Самвел вытаращил глаза, из распахнутого окровавленного рта вырвался табачный дым.
— На лес не смотри, там все кончено. На меня смотри! — Максимов упер ствол в нос, заставил поднять голову. — Я задаю вопросы, Самвел, а ты быстро отвечаешь.
— Пошел ты! — Капельки вязкой кровавой слюны слетели с губ, заляпав белоснежный воротник рубашки.
— Понял. — Максимов рванул его за лацкан пальто, Самвел вылетел из кабины и распластался на земле. Максимов не дал ему подняться, надавив каблуком между лопаток. — Я задаю вопросы. Нет ответа — пуля в стопу. Молчишь — пуля в колено. Не тужься, не выдержишь. Когда дойду до локтей, ты успеешь рассказать всю свою поганую биографию.
Самвел захрипел, попытался вырваться, за что сразу же получил каблуком по позвоночнику.
— Вопрос первый. Кто меня сдал?
Самвел ощерился, зашептал перемазанными землей губами ругательства. Максимов вогнал пулю рядом с его головой.
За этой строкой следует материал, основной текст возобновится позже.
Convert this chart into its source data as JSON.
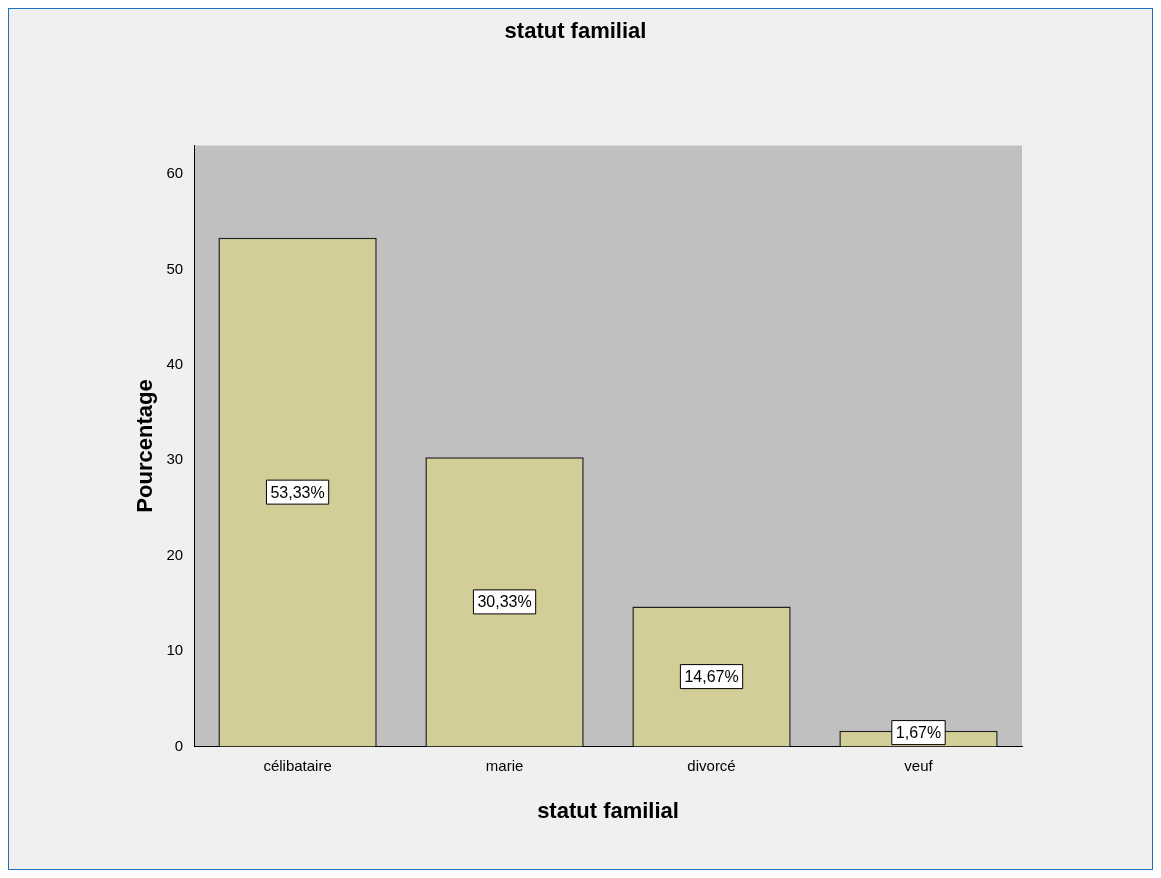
{
  "chart_data": {
    "type": "bar",
    "title": "statut familial",
    "xlabel": "statut familial",
    "ylabel": "Pourcentage",
    "categories": [
      "célibataire",
      "marie",
      "divorcé",
      "veuf"
    ],
    "values": [
      53.33,
      30.33,
      14.67,
      1.67
    ],
    "value_labels": [
      "53,33%",
      "30,33%",
      "14,67%",
      "1,67%"
    ],
    "color": "#d3ce97",
    "ylim": [
      0,
      63
    ],
    "yticks": [
      0,
      10,
      20,
      30,
      40,
      50,
      60
    ],
    "grid": false,
    "legend": false
  }
}
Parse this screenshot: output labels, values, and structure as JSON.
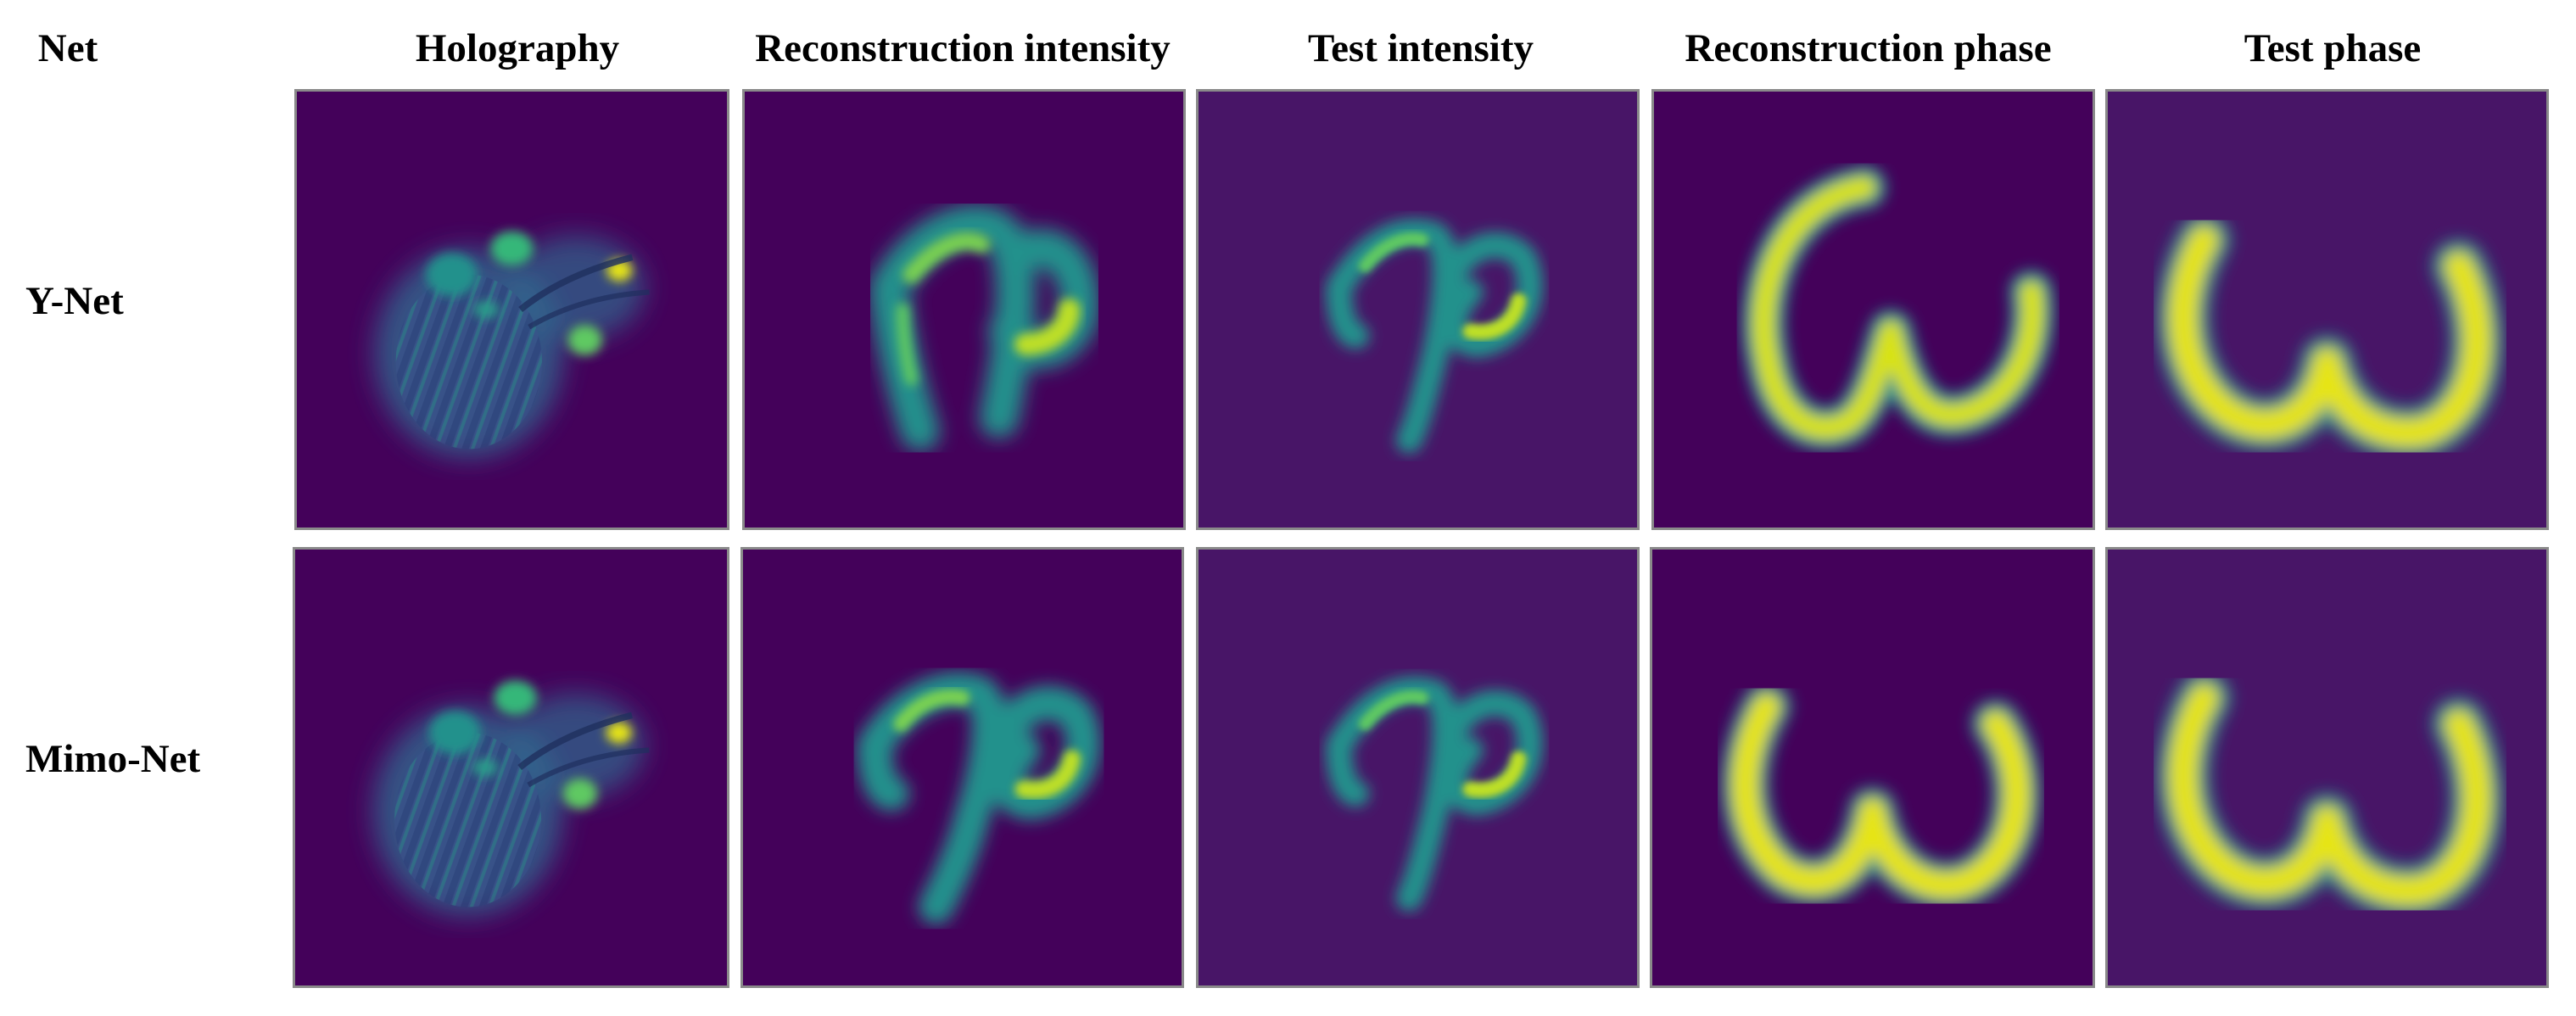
{
  "header": {
    "net": "Net",
    "columns": [
      "Holography",
      "Reconstruction intensity",
      "Test intensity",
      "Reconstruction phase",
      "Test phase"
    ]
  },
  "rows": [
    {
      "label": "Y-Net"
    },
    {
      "label": "Mimo-Net"
    }
  ],
  "colors": {
    "background_dark": "#44015a",
    "background_test": "#481567",
    "mid_teal": "#23898e",
    "bright_green": "#35b779",
    "yellow": "#e6e419",
    "frame": "#8a8a8a"
  }
}
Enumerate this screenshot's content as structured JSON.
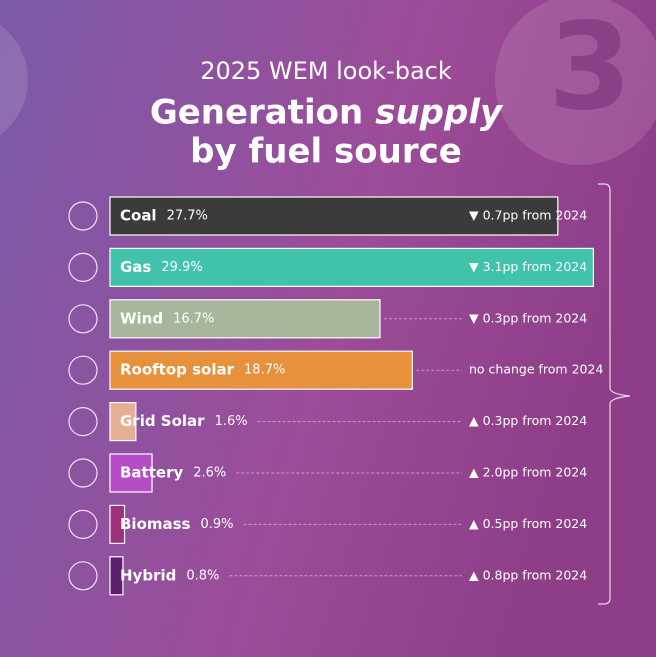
{
  "chart_data": {
    "type": "bar",
    "orientation": "horizontal",
    "badge": "3",
    "subtitle": "2025 WEM look-back",
    "title_parts": [
      "Generation",
      "supply",
      "by fuel source"
    ],
    "categories": [
      "Coal",
      "Gas",
      "Wind",
      "Rooftop solar",
      "Grid Solar",
      "Battery",
      "Biomass",
      "Hybrid"
    ],
    "values": [
      27.7,
      29.9,
      16.7,
      18.7,
      1.6,
      2.6,
      0.9,
      0.8
    ],
    "value_labels": [
      "27.7%",
      "29.9%",
      "16.7%",
      "18.7%",
      "1.6%",
      "2.6%",
      "0.9%",
      "0.8%"
    ],
    "colors": [
      "#3b3b3b",
      "#40c2ab",
      "#a8b69b",
      "#e8913c",
      "#e6ae92",
      "#b54cc5",
      "#a0307e",
      "#5c1f6c"
    ],
    "changes": [
      "▼ 0.7pp from 2024",
      "▼ 3.1pp from 2024",
      "▼ 0.3pp from 2024",
      "no change from 2024",
      "▲ 0.3pp from 2024",
      "▲ 2.0pp from 2024",
      "▲ 0.5pp from 2024",
      "▲ 0.8pp from 2024"
    ],
    "xlim": [
      0,
      30
    ]
  }
}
— Пасть закрой, тварь! Отвечать только на вопросы. — Не дожидаясь реакции Самвела, он выстрелил, целясь в мысок лакированных туфель. Едва успел упасть на колени, вдавив скрюченное болью тело в землю. Заломил Самвелу голову вверх, не дав закричать.
— Га… Гаврилов, — прохрипел Самвел, закатывал глаза.
— Еще дырку сделать или будешь говорить?
— Буду. — Лицо Самвела сморщилось, как засохшая груша. Из-под плотно сжатых век выступили слезы.
— Гаврилов работает на тебя?
— Да.
— На чем взял?
— Старые дела. С камушками… Из Гохрана.
— Ты знал все с самого начала?
— Да. Он тут же заложил, что Служба решила найти Крота.
— Гога про нас знает?
— Нет.
— Почему?
— Он дурак. Заигрался. Его решили кончать.
— Раньше надо было. Зачем наезд на офис устроил?
— Не знал я про наезд. Гогина инициатива. Зачем мне вас мочить раньше срока?
— Логично. А сегодня зачем спектакль разыграл? Что узнать хотел?
— Деньги на тебе висят.
— И только из-за них меня сразу не убил?
— Да.
— Вот это напрасно. Выходит, и тебя, Самвел, жадность сгубила. Как последнего фраера. Решил, что Крот свалит Гогу, а ты уберешь Крота и все достанется тебе?
— Да! Дай подышать, больно!
— Потерпишь, — Максимов потерся лицом о плечо, стирая катящийся по щекам пот. — Что будет с людьми на даче, уже решил?
12
Здесь и далее по тексту приведено окончание Сутры Алмазоподобной Мудрости (Хання-хамита синге (японск.)). В классическом ниндзюцу она используется как мощное средство самонастройки и активизации резервных возможностей человека.